Nina · July 9, 2024, 3:38pm

Hi,

i have a question regarding query performance.

We have multiple complex aggregation pipelines that are very slow.

As I was doing analysis I saw in explain plan that we have FETCH phase.

I created a new index following ESR rule and focusing on main filter criteria.

This is the main criteria:

“Field_A”: “”,
“Field_B.B”: { “$in”: [“Y”, “N”] },
“Timestamp”: {“$gte”: , “$lte”: }

I created index: Index_name(Field_A:1, Field_B.B:1, Timestamp: -1)

That index improved performance significantly.

The reason we have a fetch phase is that after our main match criteria we have OR part ( this is only one part, there are a lot more OR and AND operators):

“$or” :
[{ “$expr” :
{ “$and” : [{ “$eq” : [“$Field_C.C_1.C_2”, “1”] }] } },
{ “$expr” : { “$and” : [{ “$eq” : [“”$Field_C.C_1.C_2", “5”] }

Now, for this i suggested optimization of the query and when I was running optimized query, fetch phase was improved.

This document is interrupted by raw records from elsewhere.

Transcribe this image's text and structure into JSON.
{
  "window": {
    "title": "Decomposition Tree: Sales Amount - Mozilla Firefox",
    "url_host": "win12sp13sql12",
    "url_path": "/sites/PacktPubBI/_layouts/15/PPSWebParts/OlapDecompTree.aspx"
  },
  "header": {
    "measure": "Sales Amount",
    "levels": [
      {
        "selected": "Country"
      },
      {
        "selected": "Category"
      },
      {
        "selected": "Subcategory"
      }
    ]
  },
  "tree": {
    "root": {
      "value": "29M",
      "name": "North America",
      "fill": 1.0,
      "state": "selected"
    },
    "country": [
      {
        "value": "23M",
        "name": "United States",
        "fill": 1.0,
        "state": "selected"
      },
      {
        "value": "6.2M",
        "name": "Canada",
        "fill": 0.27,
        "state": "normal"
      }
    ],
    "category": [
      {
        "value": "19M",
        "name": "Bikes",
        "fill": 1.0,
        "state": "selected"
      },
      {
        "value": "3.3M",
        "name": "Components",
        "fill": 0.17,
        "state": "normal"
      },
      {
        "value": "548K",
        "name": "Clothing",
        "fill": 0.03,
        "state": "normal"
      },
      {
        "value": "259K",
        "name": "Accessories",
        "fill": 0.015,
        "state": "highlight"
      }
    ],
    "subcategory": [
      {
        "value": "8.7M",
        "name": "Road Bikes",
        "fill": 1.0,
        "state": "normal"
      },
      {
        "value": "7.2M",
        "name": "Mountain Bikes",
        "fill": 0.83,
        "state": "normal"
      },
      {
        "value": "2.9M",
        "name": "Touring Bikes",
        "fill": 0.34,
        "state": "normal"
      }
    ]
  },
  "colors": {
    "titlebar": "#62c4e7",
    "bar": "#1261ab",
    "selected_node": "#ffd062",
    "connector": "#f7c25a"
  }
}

This is part of the optimized query:

“$or”: [
{ “$Field_C.C_1.C_2”: { “$in”: [“1”, “5”, “6”, “10”] } },
{
“$and”: [
{ “Field_C.C_1.C_3”: “6” },
{ “Field_C.C_1.C_4”: { “$in”: [“04”, “07”, “08”, “09”] } }
]
},

This agg pipelines can generate between 300 000 and 2 millions of records, depending on timestamp range selected.

We have 23 GB RAM, index size is little above 13 GB. Wired tiger cache is 9 GB.

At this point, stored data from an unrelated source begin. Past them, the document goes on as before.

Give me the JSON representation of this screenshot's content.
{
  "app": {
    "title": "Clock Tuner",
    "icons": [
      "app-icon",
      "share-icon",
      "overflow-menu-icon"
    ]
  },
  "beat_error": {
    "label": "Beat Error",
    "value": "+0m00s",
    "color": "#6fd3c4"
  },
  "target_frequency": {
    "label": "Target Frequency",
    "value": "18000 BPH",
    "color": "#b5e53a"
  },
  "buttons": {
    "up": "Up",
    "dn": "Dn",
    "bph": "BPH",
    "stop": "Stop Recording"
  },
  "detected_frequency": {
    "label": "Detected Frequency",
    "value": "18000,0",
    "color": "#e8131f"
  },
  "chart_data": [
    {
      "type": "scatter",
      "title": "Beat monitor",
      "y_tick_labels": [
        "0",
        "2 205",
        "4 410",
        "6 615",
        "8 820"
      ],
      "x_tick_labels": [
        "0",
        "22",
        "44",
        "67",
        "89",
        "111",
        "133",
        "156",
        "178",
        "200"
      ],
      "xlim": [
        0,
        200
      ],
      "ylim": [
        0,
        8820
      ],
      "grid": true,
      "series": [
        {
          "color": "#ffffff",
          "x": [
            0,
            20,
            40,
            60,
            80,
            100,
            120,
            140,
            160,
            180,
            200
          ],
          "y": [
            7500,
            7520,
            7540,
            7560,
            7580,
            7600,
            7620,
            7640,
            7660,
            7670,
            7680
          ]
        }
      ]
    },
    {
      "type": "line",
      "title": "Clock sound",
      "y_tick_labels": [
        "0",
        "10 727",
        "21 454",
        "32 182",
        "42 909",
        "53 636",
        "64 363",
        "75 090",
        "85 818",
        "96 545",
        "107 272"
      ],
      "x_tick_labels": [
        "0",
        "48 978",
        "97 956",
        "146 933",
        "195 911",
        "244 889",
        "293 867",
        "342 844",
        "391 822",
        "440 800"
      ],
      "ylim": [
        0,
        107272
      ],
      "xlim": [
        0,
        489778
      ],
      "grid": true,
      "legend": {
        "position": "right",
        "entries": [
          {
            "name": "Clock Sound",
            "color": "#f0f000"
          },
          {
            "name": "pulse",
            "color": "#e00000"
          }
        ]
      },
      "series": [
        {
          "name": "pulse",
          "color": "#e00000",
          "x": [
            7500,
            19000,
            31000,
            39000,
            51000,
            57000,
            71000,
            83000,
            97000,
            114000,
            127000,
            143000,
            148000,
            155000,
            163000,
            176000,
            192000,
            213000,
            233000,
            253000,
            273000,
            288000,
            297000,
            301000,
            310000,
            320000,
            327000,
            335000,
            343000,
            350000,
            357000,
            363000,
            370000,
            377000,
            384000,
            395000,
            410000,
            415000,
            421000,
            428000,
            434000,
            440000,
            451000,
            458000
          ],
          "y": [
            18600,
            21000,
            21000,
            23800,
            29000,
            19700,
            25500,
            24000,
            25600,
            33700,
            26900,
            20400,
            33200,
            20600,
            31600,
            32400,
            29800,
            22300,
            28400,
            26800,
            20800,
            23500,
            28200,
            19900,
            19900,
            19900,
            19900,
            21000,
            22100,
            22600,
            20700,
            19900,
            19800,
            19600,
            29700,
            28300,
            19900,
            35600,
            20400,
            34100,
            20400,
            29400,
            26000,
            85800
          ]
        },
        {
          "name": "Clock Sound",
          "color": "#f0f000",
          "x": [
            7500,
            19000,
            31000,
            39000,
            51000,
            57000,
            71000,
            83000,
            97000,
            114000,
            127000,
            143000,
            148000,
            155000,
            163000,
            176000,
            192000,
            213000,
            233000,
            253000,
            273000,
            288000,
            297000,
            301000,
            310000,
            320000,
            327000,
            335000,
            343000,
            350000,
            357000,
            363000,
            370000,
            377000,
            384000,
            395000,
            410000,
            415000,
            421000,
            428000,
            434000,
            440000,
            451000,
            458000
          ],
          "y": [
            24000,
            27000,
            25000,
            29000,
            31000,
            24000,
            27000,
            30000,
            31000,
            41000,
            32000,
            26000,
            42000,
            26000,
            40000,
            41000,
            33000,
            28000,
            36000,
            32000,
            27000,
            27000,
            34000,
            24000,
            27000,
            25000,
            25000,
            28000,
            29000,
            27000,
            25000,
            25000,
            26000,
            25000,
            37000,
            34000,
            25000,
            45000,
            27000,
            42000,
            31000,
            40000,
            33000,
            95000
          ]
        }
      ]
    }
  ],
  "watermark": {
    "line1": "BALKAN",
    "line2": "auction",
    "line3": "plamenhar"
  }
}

Also, when agg pipelines are started from BI tool, they run 3 variations of agg pipeline at the same time which obviously impacts performance.

I suggested that they optimize that as well, because we can get reuslt runnin the pipeline once.

Now I wanna know if this index and query optimization is step in the right direction or I have missed something?

Also, I was thinking of increasing wiredtiger cache to 11 GB (0.5* (23-1)= 11 ), would that be ok?

And just to be sure, is it possible that my index size and working set is exceeding RAM, i don’t think but want to be sure.

I believe that when they run agg pipeline only once and apply optimization we will get better performance.

Thank you in advance for advices and suggestions.